Our destination was the Widforss Trailhead. After blowing past the sign that said: “no trailers or buses” (shhh…don’t tell) we found the small parking lot, bundled up and set off to hike along the rim. I’m not sure of the actual temperature, but I hiked the entire trail wearing a down jacket which tells me it probably never got out of the 40s. Despite the persistent clouds, we enjoyed the occasional glimpses into the canyon.
The Widforss Trail is a 10-mile trek through an evergreen forest with lots of rolling up and down terrain. After several months of hiking almost exclusively in the open desert, it was kind of a novelty to be surrounded by big trees.

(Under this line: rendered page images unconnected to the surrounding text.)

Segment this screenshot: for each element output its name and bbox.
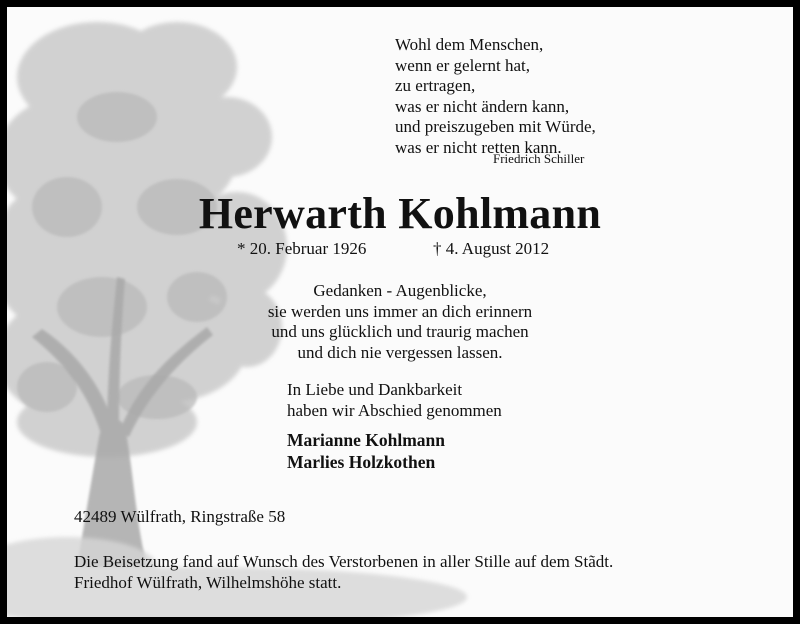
- poem-line: und preiszugeben mit Würde,: [395, 117, 596, 136]
- thanks-line: In Liebe und Dankbarkeit: [287, 380, 463, 399]
- birth-date: * 20. Februar 1926: [237, 239, 367, 258]
- poem-author: Friedrich Schiller: [493, 151, 585, 166]
- verse-line: und uns glücklich und traurig machen: [271, 322, 529, 341]
- poem: [395, 35, 596, 158]
- memorial-verse: [7, 281, 793, 363]
- poem-line: Wohl dem Menschen,: [395, 35, 544, 54]
- funeral-note: [74, 552, 613, 593]
- mourners-list: [287, 429, 445, 473]
- poem-line: was er nicht retten kann.: [395, 137, 562, 157]
- funeral-note-line: Friedhof Wülfrath, Wilhelmshöhe statt.: [74, 572, 342, 592]
- verse-line: und dich nie vergessen lassen.: [297, 342, 503, 362]
- poem-line: zu ertragen,: [395, 76, 476, 95]
- verse-line: Gedanken - Augenblicke,: [313, 281, 487, 300]
- mourner-name: Marlies Holzkothen: [287, 452, 436, 472]
- thanks-line: haben wir Abschied genommen: [287, 400, 502, 420]
- thanks-text: [287, 380, 502, 421]
- funeral-note-line: Die Beisetzung fand auf Wunsch des Verstorbenen in aller Stille auf dem Stãdt.: [74, 552, 614, 571]
- address: 42489 Wülfrath, Ringstraße 58: [74, 507, 286, 526]
- poem-line: was er nicht ändern kann,: [395, 96, 570, 116]
- death-date: † 4. August 2012: [433, 239, 550, 258]
- verse-line: sie werden uns immer an dich erinnern: [267, 301, 533, 321]
- deceased-name: Herwarth Kohlmann: [198, 189, 602, 238]
- poem-line: wenn er gelernt hat,: [395, 55, 530, 75]
- mourner-name: Marianne Kohlmann: [287, 430, 446, 450]
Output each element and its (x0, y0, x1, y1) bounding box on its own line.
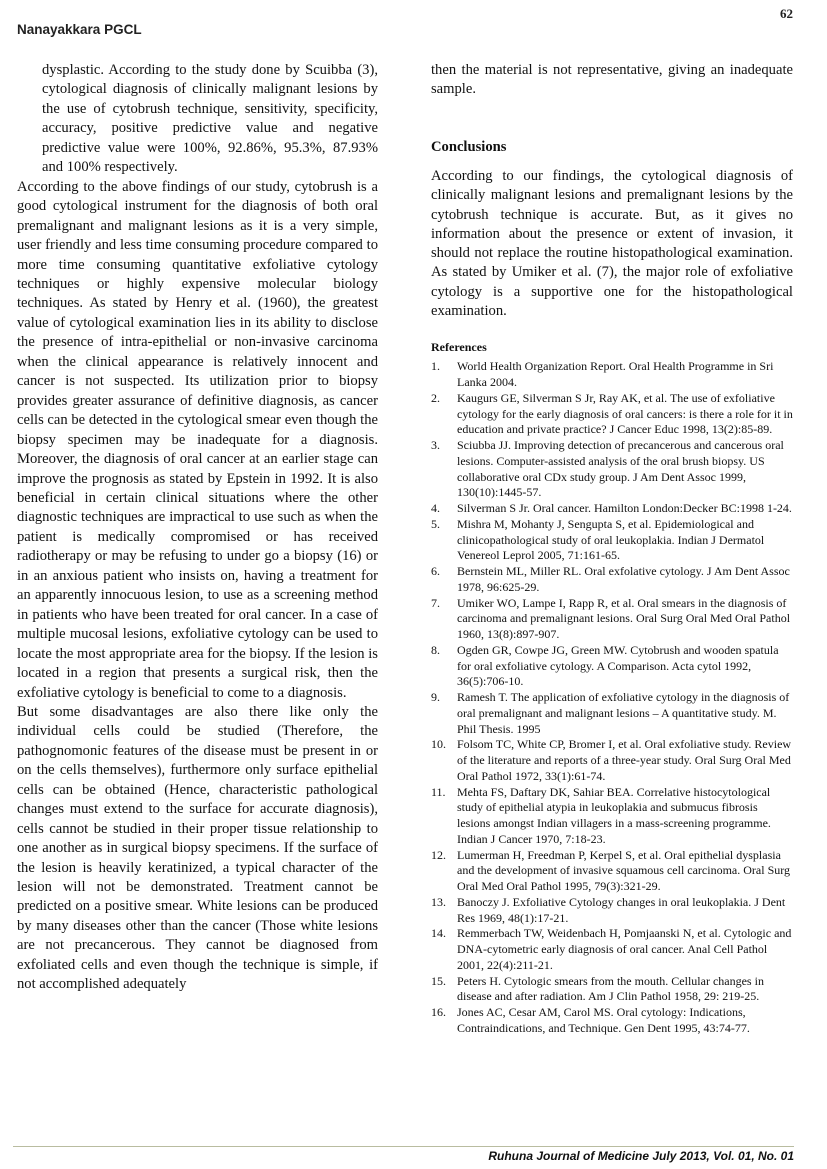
reference-item (431, 501, 793, 517)
body-paragraph: dysplastic. According to the study done by Scuibba (3), cytological diagnosis of clinically malignant lesions by the use of cytobrush technique, sensitivity, specificity, accuracy, positive predictive value and negative predictive value were 100%, 92.86%, 95.3%, 87.93% and 100% respectively. (42, 62, 378, 176)
reference-item (431, 848, 793, 895)
section-heading-conclusions: Conclusions (431, 138, 507, 155)
reference-number: 11. (431, 784, 446, 799)
reference-number: 5. (431, 516, 440, 531)
reference-number: 12. (431, 847, 446, 862)
reference-item (431, 737, 793, 784)
body-paragraph: But some disadvantages are also there like only the individual cells could be studied (Therefore, the pathognomonic features of the disease must be present in or on the cells themselves), furthermore only surface epithelial cells can be obtained (Hence, characteristic pathological changes must extend to the surface for accurate diagnosis), cells cannot be studied in their proper tissue relationship to one another as in surgical biopsy specimens. If the surface of the lesion is heavily keratinized, a typical character of the lesion will not be demonstrated. Treatment cannot be predicted on a positive smear. White lesions can be produced by many diseases other than the cancer (Those white lesions are not precancerous. They cannot be diagnosed from exfoliated cells and even though the technique is simple, if not accomplished adequately (17, 703, 378, 993)
reference-number: 6. (431, 564, 440, 579)
references-heading: References (431, 340, 487, 355)
reference-text: Ogden GR, Cowpe JG, Green MW. Cytobrush and wooden spatula for oral exfoliative cytology. A Comparison. Acta cytol 1992, 36(5):706-10. (457, 642, 779, 689)
reference-item (431, 391, 793, 438)
reference-text: Banoczy J. Exfoliative Cytology changes in oral leukoplakia. J Dent Res 1969, 48(1):17-21. (457, 894, 786, 925)
reference-text: Umiker WO, Lampe I, Rapp R, et al. Oral smears in the diagnosis of carcinoma and premalignant lesions. Oral Surg Oral Med Oral Pathol 1960, 13(8):897-907. (457, 595, 791, 642)
reference-number: 1. (431, 359, 440, 374)
reference-item (431, 785, 793, 848)
reference-item (431, 596, 793, 643)
left-column (17, 61, 378, 995)
reference-number: 9. (431, 690, 440, 705)
reference-number: 7. (431, 595, 440, 610)
page-number: 62 (780, 6, 793, 21)
reference-list (431, 359, 793, 1036)
reference-item (431, 974, 793, 1006)
reference-number: 2. (431, 390, 440, 405)
reference-number: 3. (431, 438, 440, 453)
reference-text: Lumerman H, Freedman P, Kerpel S, et al. Oral epithelial dysplasia and the development of invasive squamous cell carcinoma. Oral Surg Oral Med Oral Pathol 1995, 79(3):321-29. (457, 847, 791, 894)
reference-text: Peters H. Cytologic smears from the mouth. Cellular changes in disease and after radiation. Am J Clin Pathol 1958, 29: 219-25. (457, 973, 764, 1004)
reference-item (431, 564, 793, 596)
reference-number: 14. (431, 926, 446, 941)
reference-number: 10. (431, 737, 446, 752)
reference-text: Sciubba JJ. Improving detection of precancerous and cancerous oral lesions. Computer-assisted analysis of the oral brush biopsy. US collaborative oral CDx study group. J Am Dent Assoc 1999, 130(10):1445-57. (457, 438, 784, 500)
reference-number: 13. (431, 894, 446, 909)
reference-item (431, 438, 793, 501)
reference-text: Bernstein ML, Miller RL. Oral exfolative cytology. J Am Dent Assoc 1978, 96:625-29. (457, 564, 790, 594)
reference-item (431, 926, 793, 973)
reference-item (431, 895, 793, 927)
reference-number: 8. (431, 642, 440, 657)
reference-item (431, 359, 793, 391)
reference-number: 16. (431, 1005, 446, 1020)
reference-text: Remmerbach TW, Weidenbach H, Pomjaanski N, et al. Cytologic and DNA-cytometric early diagnosis of oral cancer. Anal Cell Pathol 2001, 22(4):211-21. (457, 926, 792, 972)
reference-number: 15. (431, 973, 446, 988)
reference-text: Ramesh T. The application of exfoliative cytology in the diagnosis of oral premalignant and malignant lesions – A quantitative study. M. Phil Thesis. 1995 (457, 690, 790, 736)
right-column (431, 61, 793, 1037)
reference-text: World Health Organization Report. Oral Health Programme in Sri Lanka 2004. (457, 359, 774, 390)
reference-text: Silverman S Jr. Oral cancer. Hamilton London:Decker BC:1998 1-24. (457, 501, 792, 516)
reference-item (431, 1005, 793, 1037)
journal-footer: Ruhuna Journal of Medicine July 2013, Vol. 01, No. 01 (488, 1149, 794, 1163)
reference-text: Mehta FS, Daftary DK, Sahiar BEA. Correlative histocytological study of epithelial atypia in leukoplakia and submucus fibrosis lesions amongst Indian villagers in a mass-screening programme. Indian J Cancer 1970, 7:18-23. (457, 784, 771, 846)
reference-number: 4. (431, 501, 440, 516)
reference-item (431, 690, 793, 737)
reference-text: Jones AC, Cesar AM, Carol MS. Oral cytology: Indications, Contraindications, and Technique. Gen Dent 1995, 43:74-77. (457, 1005, 750, 1035)
reference-item (431, 643, 793, 690)
reference-text: Mishra M, Mohanty J, Sengupta S, et al. Epidemiological and clinicopathological study of oral leukoplakia. Indian J Dermatol Venereol Leprol 2005, 71:161-65. (457, 516, 765, 563)
reference-text: Folsom TC, White CP, Bromer I, et al. Oral exfoliative study. Review of the literature and reports of a three-year study. Oral Surg Oral Med Oral Pathol 1972, 33(1):61-74. (457, 737, 792, 783)
conclusions-paragraph: According to our findings, the cytological diagnosis of clinically malignant lesions and premalignant lesions by the cytobrush technique is accurate. But, as it gives no information about the presence or extent of invasion, it should not replace the routine histopathological examination. As stated by Umiker et al. (7), the major role of exfoliative cytology is a supportive one for the histopathological examination. (431, 167, 793, 319)
reference-item (431, 517, 793, 564)
body-paragraph: then the material is not representative, giving an inadequate sample. (431, 62, 793, 98)
reference-text: Kaugurs GE, Silverman S Jr, Ray AK, et al. The use of exfoliative cytology for the early diagnosis of oral cancers: is there a role for it in education and private practice? J Cancer Educ 1998, 13(2):85-89. (457, 390, 793, 437)
body-paragraph: According to the above findings of our study, cytobrush is a good cytological instrument for the diagnosis of both oral premalignant and malignant lesions as it is a very simple, user friendly and less time consuming procedure compared to more time consuming quantitative exfoliative cytology techniques or highly expensive molecular biology techniques. As stated by Henry et al. (1960), the greatest value of cytological examination lies in its ability to disclose the presence of intra-epithelial or non-invasive carcinoma when the clinical appearance is relatively innocent and cancer is not suspected. Its utilization prior to biopsy provides greater assurance of definitive diagnosis, as cancer cells can be detected in the cytological smear even though the biopsy specimen may be inadequate for a diagnosis. Moreover, the diagnosis of oral cancer at an earlier stage can improve the prognosis as stated by Epstein in 1992. It is also beneficial in certain clinical situations where the other diagnostic techniques are impractical to use such as when the patient is medically compromised or has received radiotherapy or may be refusing to under go a biopsy (16) or in an anxious patient who insists on, having a treatment for an apparently innocuous lesion, to use as a screening method in patients who have been treated for oral cancer. In a case of multiple mucosal lesions, exfoliative cytology can be used to locate the most appropriate area for the biopsy. If the lesion is located in a region that presents a surgical risk, then the exfoliative cytology is beneficial to come to a diagnosis. (17, 178, 378, 701)
running-header-author: Nanayakkara PGCL (17, 22, 142, 37)
footer-rule (13, 1146, 794, 1147)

After a quick snack, we headed back down the trail to the parking area. On the way back we passed a pair of hikers, bringing the total of people we saw on this trail to two and officially making this the least crowded national park visit ever. It was still early in the day and the clouds were clearing out so we drove down to the Visitor Center to see the canyon from there.
After getting our fill of the canyon view we hoped back in the truck for a short drive to our next destination. Originally, we thought we might spend another night in the area but ultimately decided to leave the cold behind and instead make the short drive to Hurricane, Utah where we would be for the next month. It might have only been a short visit, but we’re very glad that we made the time to stop and explore the North Rim!